Republicanism and Global Justice: A Sketch
European Journal of Political Theory, Vol. 9, No. 1, pp. 48-69, 2010
21 Pages Posted: 26 Aug 2011
Abstract
Prima facie, republicanism has a blind spot about global justice. The republican tradition seems to have little to say about pressing international issues such as world poverty or global inequalities.
According to the old, if apocryphal, adage: extra rempublicam nulla justitia. Some may doubt that distributive justice (as opposed to freedom or citizenship) is the primary virtue of republican institutions; and at any rate most would agree that republican values have traditionally been realised in the polis not in the (oxymoronic) cosmopolis.

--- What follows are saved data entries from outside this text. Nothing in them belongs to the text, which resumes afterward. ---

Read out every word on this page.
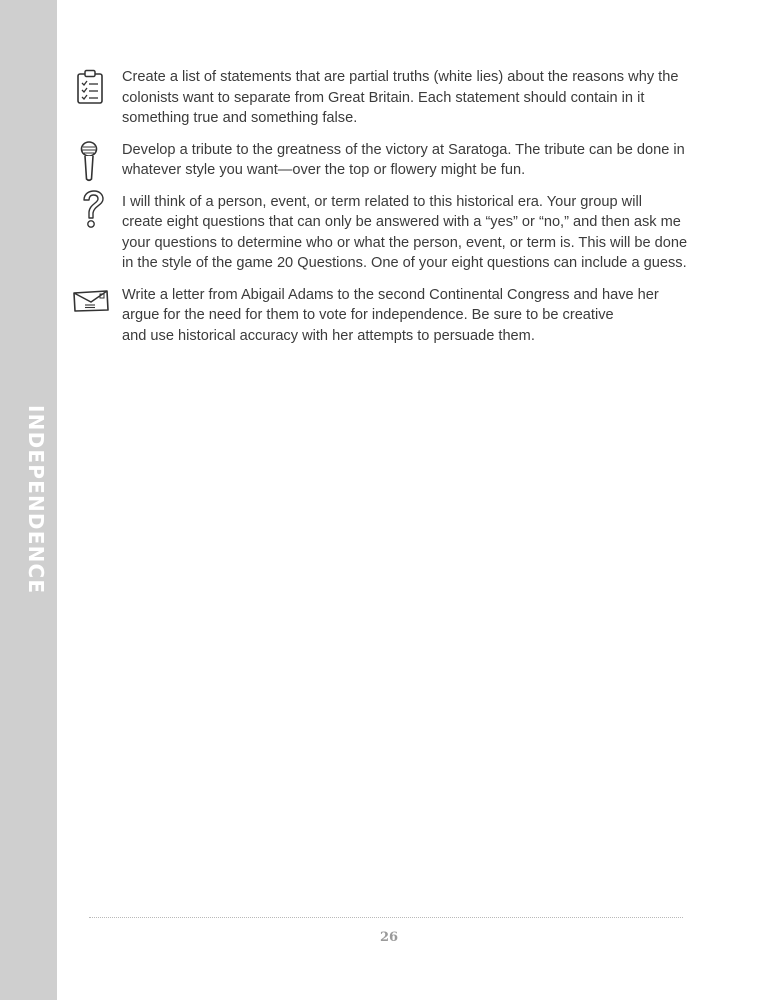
INDEPENDENCE
Create a list of statements that are partial truths (white lies) about the reasons why the
colonists want to separate from Great Britain. Each statement should contain in it
something true and something false.
Develop a tribute to the greatness of the victory at Saratoga. The tribute can be done in
whatever style you want—over the top or flowery might be fun.
I will think of a person, event, or term related to this historical era. Your group will
create eight questions that can only be answered with a “yes” or “no,” and then ask me
your questions to determine who or what the person, event, or term is. This will be done
in the style of the game 20 Questions. One of your eight questions can include a guess.
Write a letter from Abigail Adams to the second Continental Congress and have her
argue for the need for them to vote for independence. Be sure to be creative
and use historical accuracy with her attempts to persuade them.
26
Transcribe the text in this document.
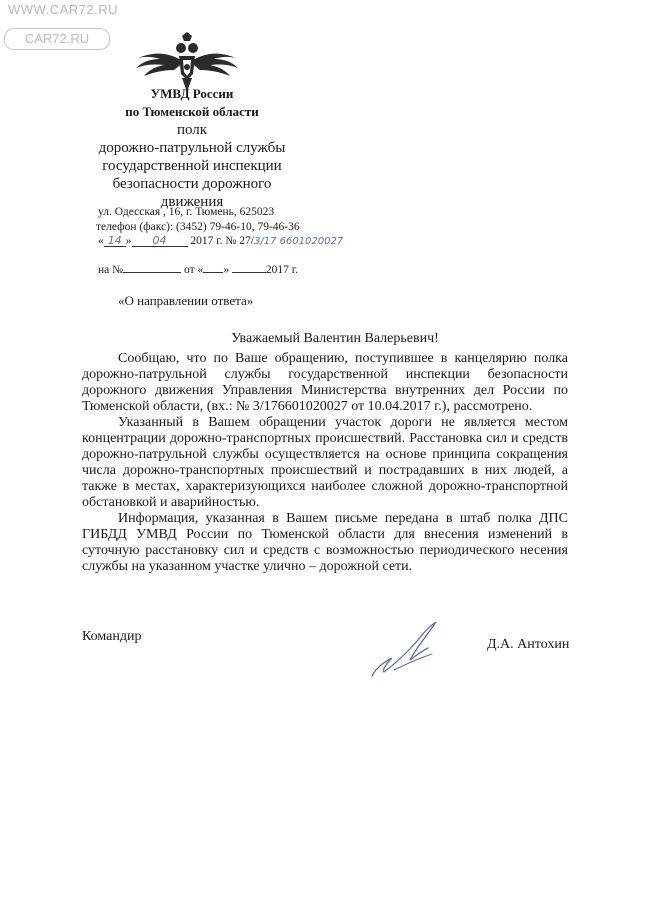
WWW.CAR72.RU
CAR72.RU
УМВД России
по Тюменской области
полк
дорожно-патрульной службы
государственной инспекции
безопасности дорожного
движения
ул. Одесская , 16, г. Тюмень, 625023
телефон (факс): (3452) 79-46-10, 79-46-36
« 14 » 04 2017 г. № 27/3/17 6601020027
на №	от « »	2017 г.
«О направлении ответа»
Уважаемый Валентин Валерьевич!

Сообщаю, что по Ваше обращению, поступившее в канцелярию полка дорожно-патрульной службы государственной инспекции безопасности дорожного движения Управления Министерства внутренних дел России по Тюменской области, (вх.: № 3/176601020027 от 10.04.2017 г.), рассмотрено.

Указанный в Вашем обращении участок дороги не является местом концентрации дорожно-транспортных происшествий. Расстановка сил и средств дорожно-патрульной службы осуществляется на основе принципа сокращения числа дорожно-транспортных происшествий и пострадавших в них людей, а также в местах, характеризующихся наиболее сложной дорожно-транспортной обстановкой и аварийностью.

Информация, указанная в Вашем письме передана в штаб полка ДПС ГИБДД УМВД России по Тюменской области для внесения изменений в суточную расстановку сил и средств с возможностью периодического несения службы на указанном участке улично – дорожной сети.

Командир
Д.А. Антохин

In this paper, I sketch a republican account of global non-domination which suggests that duties of distributive justice are not necessarily bounded to the institutions of a single society. In particular, I argue that republicans have good reasons to seek to curb those global inequalities which underpin what I call capability-denying domination. Because my main purpose is to set out an agenda for research in a still largely unexplored area, I can only provide here a preliminary sketch of this republican argument for global justice. In fact, it is not part of my claim that the republicanism offers a full, coherent account of global justice; nor that republicanism is a more attractive theory than existing liberal cosmopolitan theory. I merely attempt to conceptualise the distinctive features of a republican approach to global justice, leaving a full assessment of its merits for subsequent enquiry.